検索

東京2025世界陸上、男子100m代表争いで急浮上の守祐陽 大東大コーチが語る「高速ピッチの強み+体の成長=結果」 (2ページ目)

  • 折山淑美●取材・文 text by Oriyama Toshimi

【佐藤コーチが見出した100mへの適性】

 守が一躍、トップシーンで注目されるようになったのは今年5月の関東インカレ2部の決勝で、追い風3.9mの参考記録ながら9秒97を出した時だ。その後の同1部決勝ではパリ五輪代表の栁田大輝(東洋大4年)が追い風4.5mで9秒95を出し、ともに強烈なインパクトを与えた。

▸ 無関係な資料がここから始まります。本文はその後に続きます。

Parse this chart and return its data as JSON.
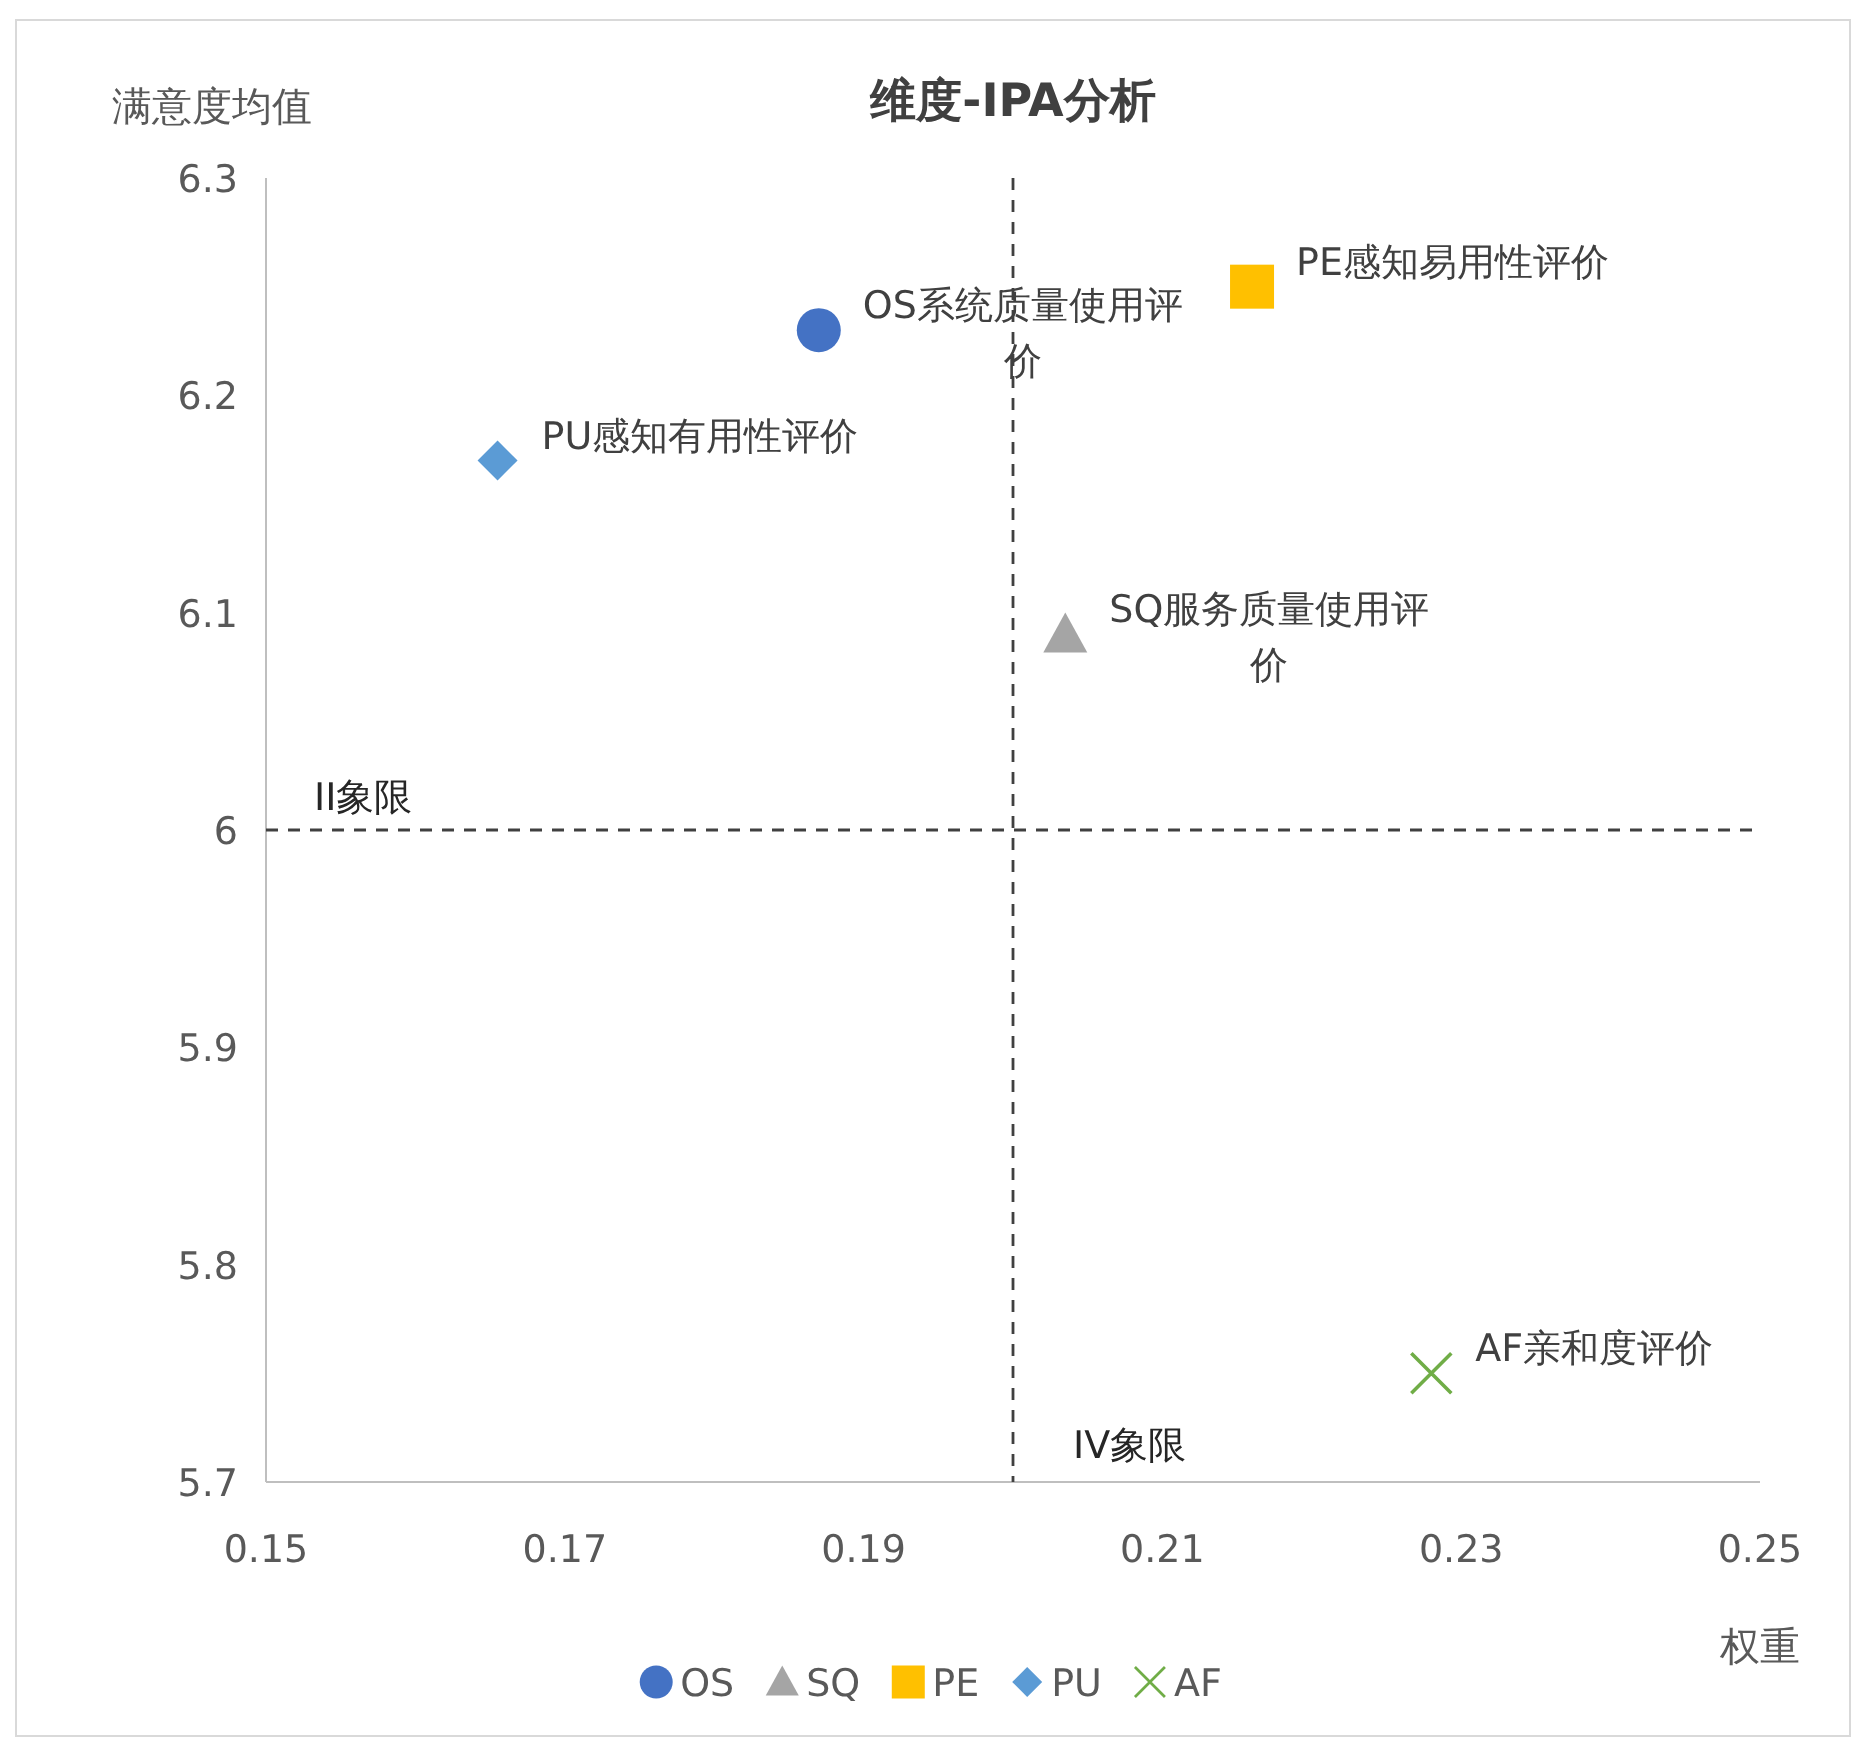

「いい意味でも悪い意味でも、あれで注目されるようになりましたけど、9秒97がアダとなって『変に注目されるな』とプレッシャーに感じていた部分はありました。でも一度、6月の日本インカレで調子が落ちて10秒50もかかり(7位)、そこでまた一から見つめ直して7月の日本選手権からは上り調子でこられた。今回もしっかり10秒00のスピードに(体が)耐えられたというのは、関東インカレの9秒97を走れたこともいい影響になっていたと思います」

 守を指導する佐藤真太郎コーチは「日本インカレの前に練習はかなり積んでいて、本人にも(試合に向けた)『調整はしないよ』と話していた」と言う。その時の練習では200m2本、その間3分ほどの休みを入れてともに20秒台で揃えていた。

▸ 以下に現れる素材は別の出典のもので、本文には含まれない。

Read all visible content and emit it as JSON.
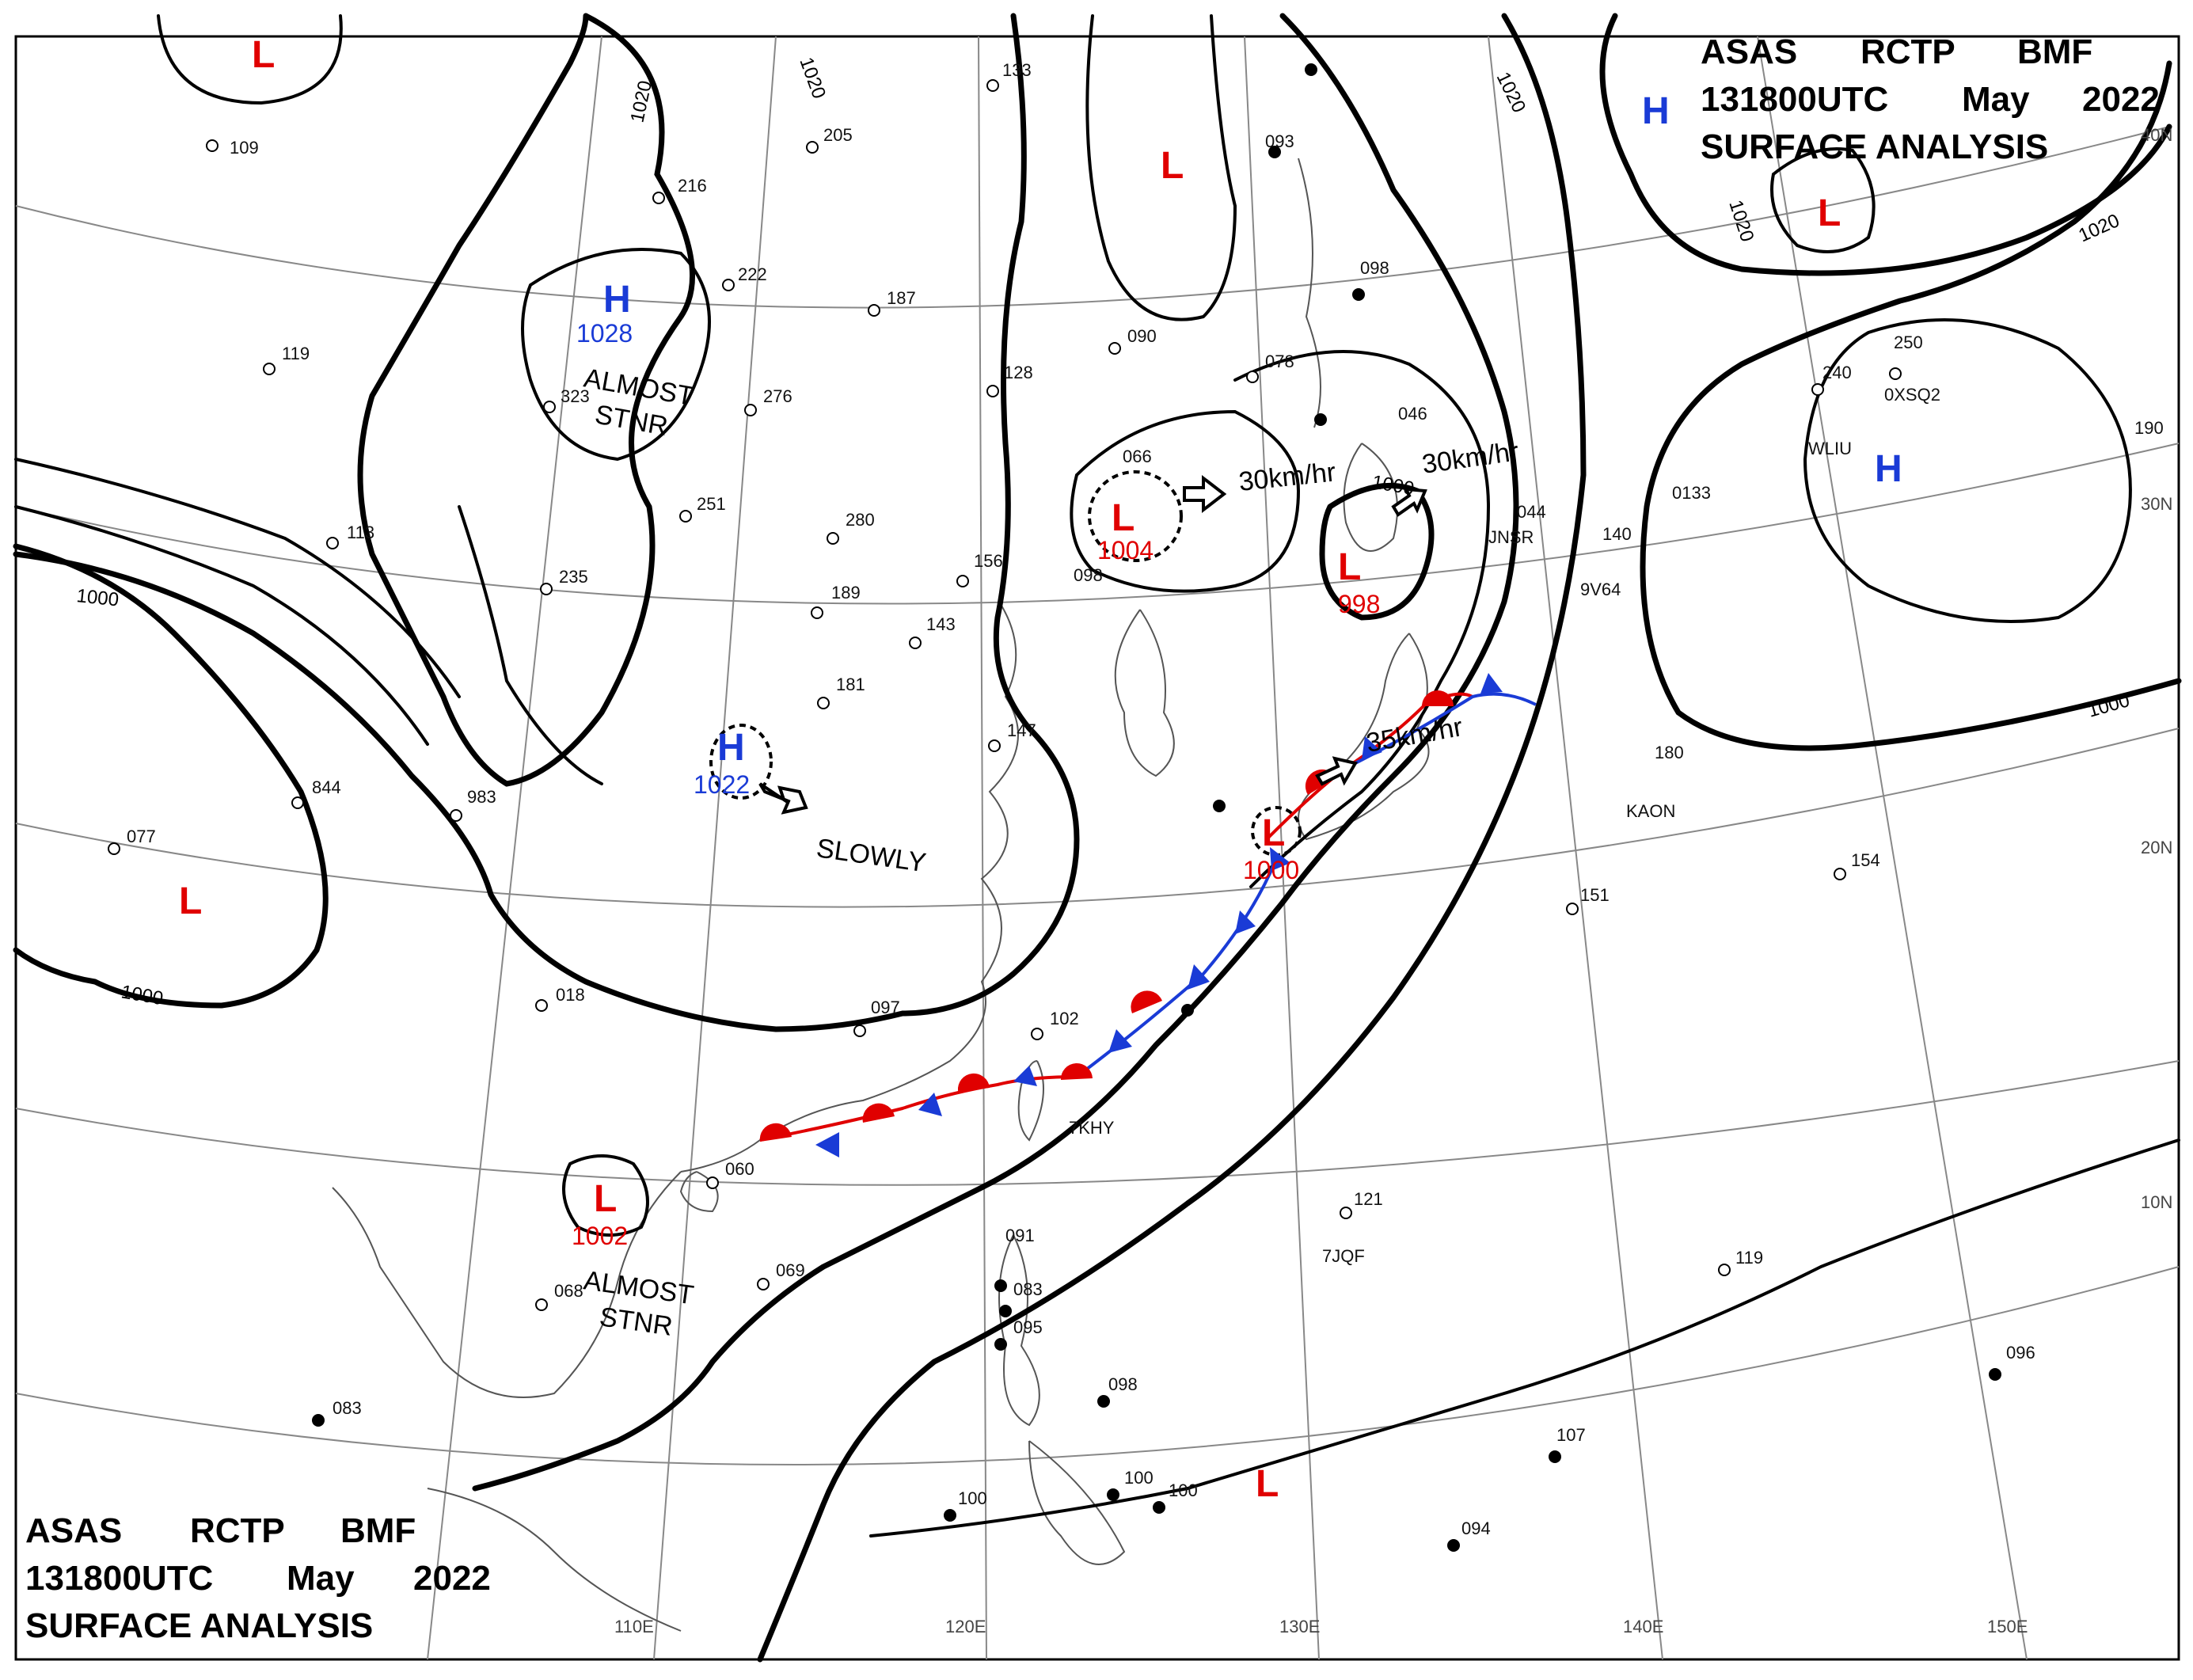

「記録を出した(参加標準記録を突破した)あとに電話で話した時、『(走り込みを優先するので)日本インカレは調子が下がるけど、伝えていたよね』と言うと、『本当にそうでした。あの時走っていてよかったです』と話していました。ただ、日本インカレも練習で体がバキバキになった状態でも10秒2では走るだろうと思っていたけど、それより遅かった。でも、1位が10秒31だから『それはしょうがないね』という話はしていました」

 市立船橋高時代、インターハイは3年時に出場して100mは8位、200mは準決勝敗退だった守。大学1年では関東インカレの2部200mで2位になったが、佐藤コーチは「200m専門というより(適性は)100mだな」と思っていたという。

「200mは地面から力をもらって大きいタイミングで走る選手が向いていますが、自分で積極的にその空間を潰して細かく刻める選手は100mもできる」と佐藤コーチ。

「高速ピッチ」という守の強みについては「空中で挟み込んで足を切り替え、前に出てきた足を逆の足が追っていくような連続運動になっている感じなので、しっかり(地面を)踏み込むことはしてなくて空中で切り替えているから、むしろ『踏み込むな』と言っているぐらいの感じです」と説明する。